NOVA YORK - As norte-americanas Delta Air Lines e Northwest Airlines concordaram na noite de segunda-feira unir suas operações por mais de US$ 3 bi, criando assim a maior empresa aérea do mundo, com receita combinada de cerca de US$ 35 bilhões. As duas companhias já vinham negociando a fusão há alguns meses e concordaram fechar a transação com uma troca de ações.
Pelo acordo, a Delta vai oferecer 1,25 ação própria por uma ação da Northwest, o que significa um prêmio aos acionistas da Northwest de 16,8% com base nos preços de fechamento de ontem. A nova empresa manterá o nome Delta, será sediada em Atlanta e terá valor de mercado de cerca de US$ 17,7 bilhões, segundo as duas aéreas. O executivo-chefe da Delta, Richard Anderson, manterá o mesmo cargo na nova companhia.

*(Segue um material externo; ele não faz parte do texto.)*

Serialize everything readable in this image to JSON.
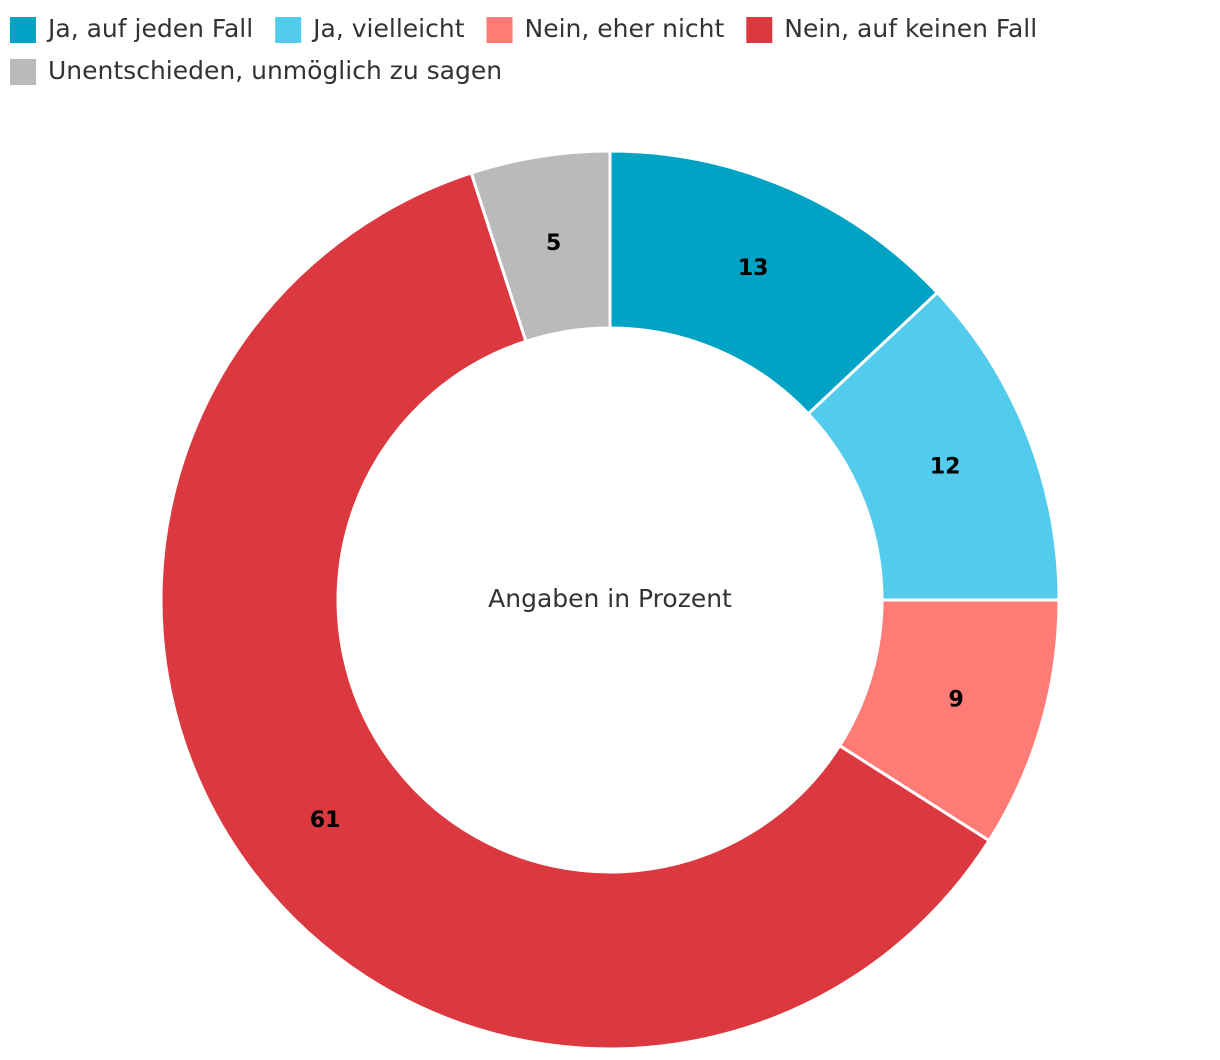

A transação deve gerar mais de US$ 1 bilhão em receita anual e complementaridade de custos, com uma utilização mais eficiente de aeronaves, um sistema de rotas mais compreensivo e diversificado e de redução de custos com redução de pessoal e melhoras na eficiência operacional, afirmaram em nota as duas empresas. Elas ainda avaliam em menos de US$ 1 bilhão os custos não-recorrentes com a integração.

Numa indústria em que as companhias aéreas dos EUA cortaram mais de 150 mil empregos e que perderam mais de US$ 29 bilhões desde 2001, a combinação da Delta com a Northwest cria uma empresa com um modelo de negócio mais sustentável e que é mais capaz de enfrentar a volatilidade dos preços dos combustíveis do que seriam sozinhas, disseram as companhias.
O alto custo dos combustíveis, afirmam, erodiu significativamente os benefícios financeiros da reestruturação de ambas obtidos durante os processos de proteção judicial dos quais elas saíram no último ano.

Os acionistas das duas empresas ainda devem aprovar o negócio, que também precisará da autorização das agências reguladoras do país. Segundo a Delta e a Northwest, a análise dessas agências antitruste deve terminar ainda neste ano.

Com uma frota total combinada de mais de 800 aeronaves e 75 mil empregados em todo o mundo, as duas terão uma rede de 390 destinos em 67 países. As companhias afirmaram que não têm a intenção de fechar hubs (centros de distribuição de vôos) e que querem melhorar o acesso internacional para beneficiar pequenas comunidades.

Um dos pontos-chave que permitiu que a transação ocorresse foi um acordo fechado com os pilotos da Delta. A extensão, como pediam, de seu acordo coletivo para até 2012 garantiu o apoio à fusão. O sindicato que representa os pilotos vai receber uma participação de 3,5% na nova companhia caso o negócio seja concluído com sucesso.